Beyond art-making, the gallery also helps the artists spend time together outside the studio, facilitating activities like White Sox games, visits to the Museum of Contemporary Art, and karaoke. DeMarco loves these activities (particularly the karaoke), and he and a couple of his fellow artists formed a band called Lightning Speed in which he plays bass and sings. Spending time together has helped these types of creative collaborations to happen organically.

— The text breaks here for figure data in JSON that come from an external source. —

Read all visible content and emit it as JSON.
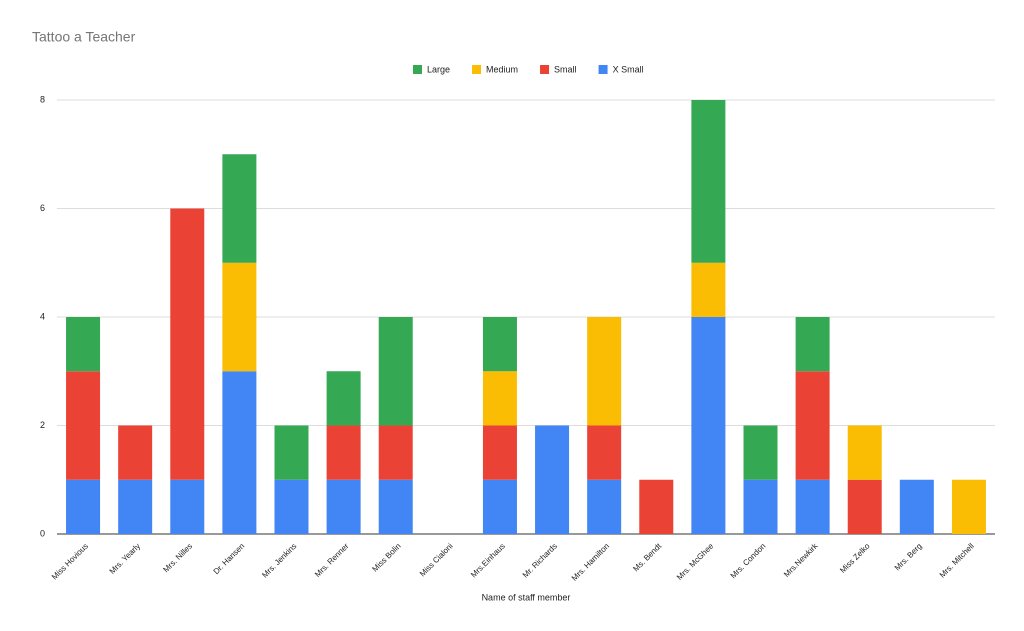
{
  "chart_data": {
    "type": "stacked_bar",
    "title": "Tattoo a Teacher",
    "x_label": "Name of staff member",
    "categories": [
      "Miss Hovious",
      "Mrs. Yearly",
      "Mrs. Nilles",
      "Dr. Hansen",
      "Mrs. Jenkins",
      "Mrs. Renner",
      "Miss Bolin",
      "Miss Cialoni",
      "Mrs.Einhaus",
      "Mr. Richards",
      "Mrs. Hamilton",
      "Ms. Bendt",
      "Mrs. McGhee",
      "Mrs. Condon",
      "Mrs.Newkirk",
      "Miss Zelko",
      "Mrs. Berg",
      "Mrs. Mitchell"
    ],
    "series": [
      {
        "name": "Large",
        "color": "#34a853",
        "values": [
          1,
          0,
          0,
          2,
          1,
          1,
          2,
          0,
          1,
          0,
          0,
          0,
          3,
          1,
          1,
          0,
          0,
          0
        ]
      },
      {
        "name": "Medium",
        "color": "#fbbc04",
        "values": [
          0,
          0,
          0,
          2,
          0,
          0,
          0,
          0,
          1,
          0,
          2,
          0,
          1,
          0,
          0,
          1,
          0,
          1
        ]
      },
      {
        "name": "Small",
        "color": "#ea4335",
        "values": [
          2,
          1,
          5,
          0,
          0,
          1,
          1,
          0,
          1,
          0,
          1,
          1,
          0,
          0,
          2,
          1,
          0,
          0
        ]
      },
      {
        "name": "X Small",
        "color": "#4285f4",
        "values": [
          1,
          1,
          1,
          3,
          1,
          1,
          1,
          0,
          1,
          2,
          1,
          0,
          4,
          1,
          1,
          0,
          1,
          0
        ]
      }
    ],
    "ylim": [
      0,
      8
    ],
    "yticks": [
      0,
      2,
      4,
      6,
      8
    ],
    "grid": true,
    "legend": "top"
  }
}
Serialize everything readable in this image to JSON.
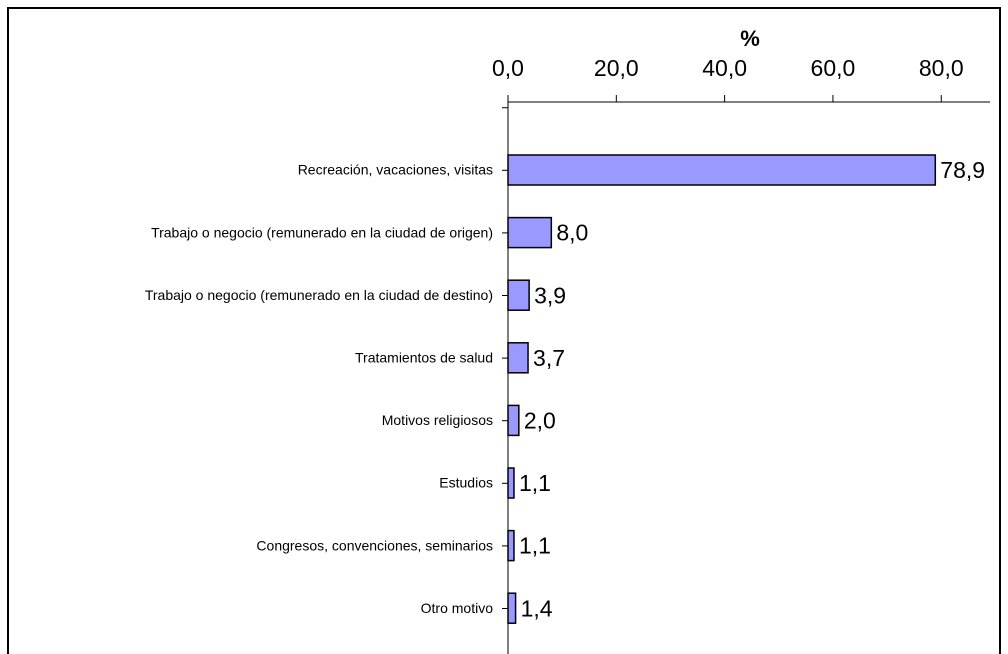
{
  "chart_data": {
    "type": "bar",
    "orientation": "horizontal",
    "x_label": "%",
    "categories": [
      "Recreación, vacaciones, visitas",
      "Trabajo o negocio (remunerado en la ciudad de origen)",
      "Trabajo o negocio (remunerado en la ciudad de destino)",
      "Tratamientos de salud",
      "Motivos religiosos",
      "Estudios",
      "Congresos, convenciones, seminarios",
      "Otro motivo"
    ],
    "values": [
      78.9,
      8.0,
      3.9,
      3.7,
      2.0,
      1.1,
      1.1,
      1.4
    ],
    "value_labels": [
      "78,9",
      "8,0",
      "3,9",
      "3,7",
      "2,0",
      "1,1",
      "1,1",
      "1,4"
    ],
    "color": "#9999ff",
    "xlim": [
      0,
      89
    ],
    "xticks": [
      {
        "value": 0,
        "label": "0,0"
      },
      {
        "value": 20,
        "label": "20,0"
      },
      {
        "value": 40,
        "label": "40,0"
      },
      {
        "value": 60,
        "label": "60,0"
      },
      {
        "value": 80,
        "label": "80,0"
      }
    ],
    "grid": false
  }
}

Project Onward aims to connect its artists with others in the local art community, such as collectors and other art supporters. The gallery hosts events like exhibition openings to provide exposure and give the artists a chance to learn professional skills that go along with being an artist. Works for sale by Project Onward artists are listed on its website, alongside prices and artist profiles. Gomez explains that selling the artists’ work is an important aspect of its mission, and the proceeds are split 50-50. Exhibition openings typically happen on the third Friday of the month.

Artists at Project Onward make it clear how deeply valuable this intentional community-building has been for them as artists and as individuals fighting against the isolation that folks with disabilities experience in a world that often fails to accommodate — or acknowledge —their needs and challenges.

Project Onward supplies artistic resources for adults with disabilities, but it provides more than that: It’s a true family of individuals who have bonded through their creativity and the sharing of ideas, whose community and collaboration could offer a lesson to everyone engaged in artistic pursuits.